Ведь она была очень занята с самого утра. Козочка не давала ей поспать и будила спозаранок. Мы не станем доискиваться, почему Марико охватывало такое ощущение свежести и чистоты, когда она начинала доить свою козу и из розовых сосков набухшего вымени струилось молоко. Быть может, тогда молодой хозяйке приходила мысль, что когда-нибудь и из ее собственной груди польется такая же животворная струя. Во всяком случае доила она искусно и делала это всегда сама. Особенно после того, как у неловкого Сёдзо, взявшегося ей помочь, коза опрокинула ногами уже до половины наполненный подойник. Траву для козы косил слуга дядюшки, но оказалось, что от зеленого корма вкус молока не был хорош. Поэтому, когда на плите стояла кастрюля, слишком большая для семьи из двух человек, это значило, что парились какие-то злаки для козочки. Марико не гнушалась сама менять ей соломенную подстилку, и в хлеву всегда было чисто. Три ведра, разные по величине и по назначению, были всегда вымыты до блеска и сверкали на подставке для сушки во дворе, рядом со смоковницей.
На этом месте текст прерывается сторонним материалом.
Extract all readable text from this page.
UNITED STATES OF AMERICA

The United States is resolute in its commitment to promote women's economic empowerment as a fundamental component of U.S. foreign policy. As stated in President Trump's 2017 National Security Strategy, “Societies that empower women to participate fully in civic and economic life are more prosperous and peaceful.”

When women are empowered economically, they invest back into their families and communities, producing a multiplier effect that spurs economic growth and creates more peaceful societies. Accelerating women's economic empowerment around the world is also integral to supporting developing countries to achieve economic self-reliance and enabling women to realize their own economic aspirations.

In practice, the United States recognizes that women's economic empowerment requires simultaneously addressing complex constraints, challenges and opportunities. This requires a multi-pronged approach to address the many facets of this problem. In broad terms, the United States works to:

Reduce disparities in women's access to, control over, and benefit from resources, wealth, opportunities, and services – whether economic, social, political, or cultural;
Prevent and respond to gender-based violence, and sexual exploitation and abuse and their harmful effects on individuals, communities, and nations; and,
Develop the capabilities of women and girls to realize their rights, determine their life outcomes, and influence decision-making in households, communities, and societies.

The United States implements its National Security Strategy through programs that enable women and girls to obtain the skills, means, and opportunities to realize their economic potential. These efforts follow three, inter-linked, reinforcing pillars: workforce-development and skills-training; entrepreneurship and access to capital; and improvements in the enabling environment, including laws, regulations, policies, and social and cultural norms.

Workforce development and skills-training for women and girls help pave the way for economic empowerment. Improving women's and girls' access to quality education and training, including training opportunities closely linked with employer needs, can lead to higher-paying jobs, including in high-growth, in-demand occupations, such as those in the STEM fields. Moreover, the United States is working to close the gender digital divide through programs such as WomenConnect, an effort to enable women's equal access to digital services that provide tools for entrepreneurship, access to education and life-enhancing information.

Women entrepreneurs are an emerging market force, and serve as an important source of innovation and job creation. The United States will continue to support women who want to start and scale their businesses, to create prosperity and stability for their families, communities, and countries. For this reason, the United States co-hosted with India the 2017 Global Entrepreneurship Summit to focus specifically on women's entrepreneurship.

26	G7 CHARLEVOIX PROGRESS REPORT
Как только смоквы созрели, Марико сама собрала их, сварила варенье и вместе с парным молоком подавала его к завтраку.

Когда Марико была занята работой на заднем дворике, сна в своих брюках, спортивных ботинках и красной косынке с причудливым узором, небрежно повязанной на голове, была похожа на девчонку-сорванца и казалась еще милее, чем в комнатах. Сёдзо с нежностью смотрел на нее и думал о том, что здесь она расцвела, как цветок, здесь раскрылись черты ее своеобразной натуры, ее любовь к простоте, ее склонность к мирной сельской жизни, которая всегда была у нее, но которую в Токио не замечали ни окружающие, ни она сама. Возможно, это было у Марико в крови, быть может, работа, которой она занималась, именно потому и доставляла ей такое удовольствие, что когда-то это было занятием ее бабки-шотландки, жившей в маленьком домике на взгорье, рядом с пастбищем. «Атавизм!» — подсмеивался Сёдзо. Марико это слово не было неприятным. Кстати сказать, переселившись из Токио в провинцию, где ее внешность еще больше бросалась в глаза, она, как и раньше, казалось, вовсе этого не замечала. Не только любовь и заботы Рэйдзо Масуи с детства избавляли ее от унижения. Подобно тому как в теле человека есть синие вены и красные артерии, так и в ней наряду с безграничной терпеливостью уживалось твердое убеждение, что она всегда должна быть сама собою и, какова бы она ни была, ей нужно отстаивать свою сущность. Эта мысль позволяла ей не то чтобы становиться выше всяких дрязг, но относиться к ним с полным безразличием, которое можно было даже назвать смелостью. Именно эта черта и дала ей возможность отвергнуть навязываемого ей жениха, восстать против очередной причуды тетушки Мацуко, уклонившись от него так же естественно и просто, как водоплавающая птица ныряет в воду.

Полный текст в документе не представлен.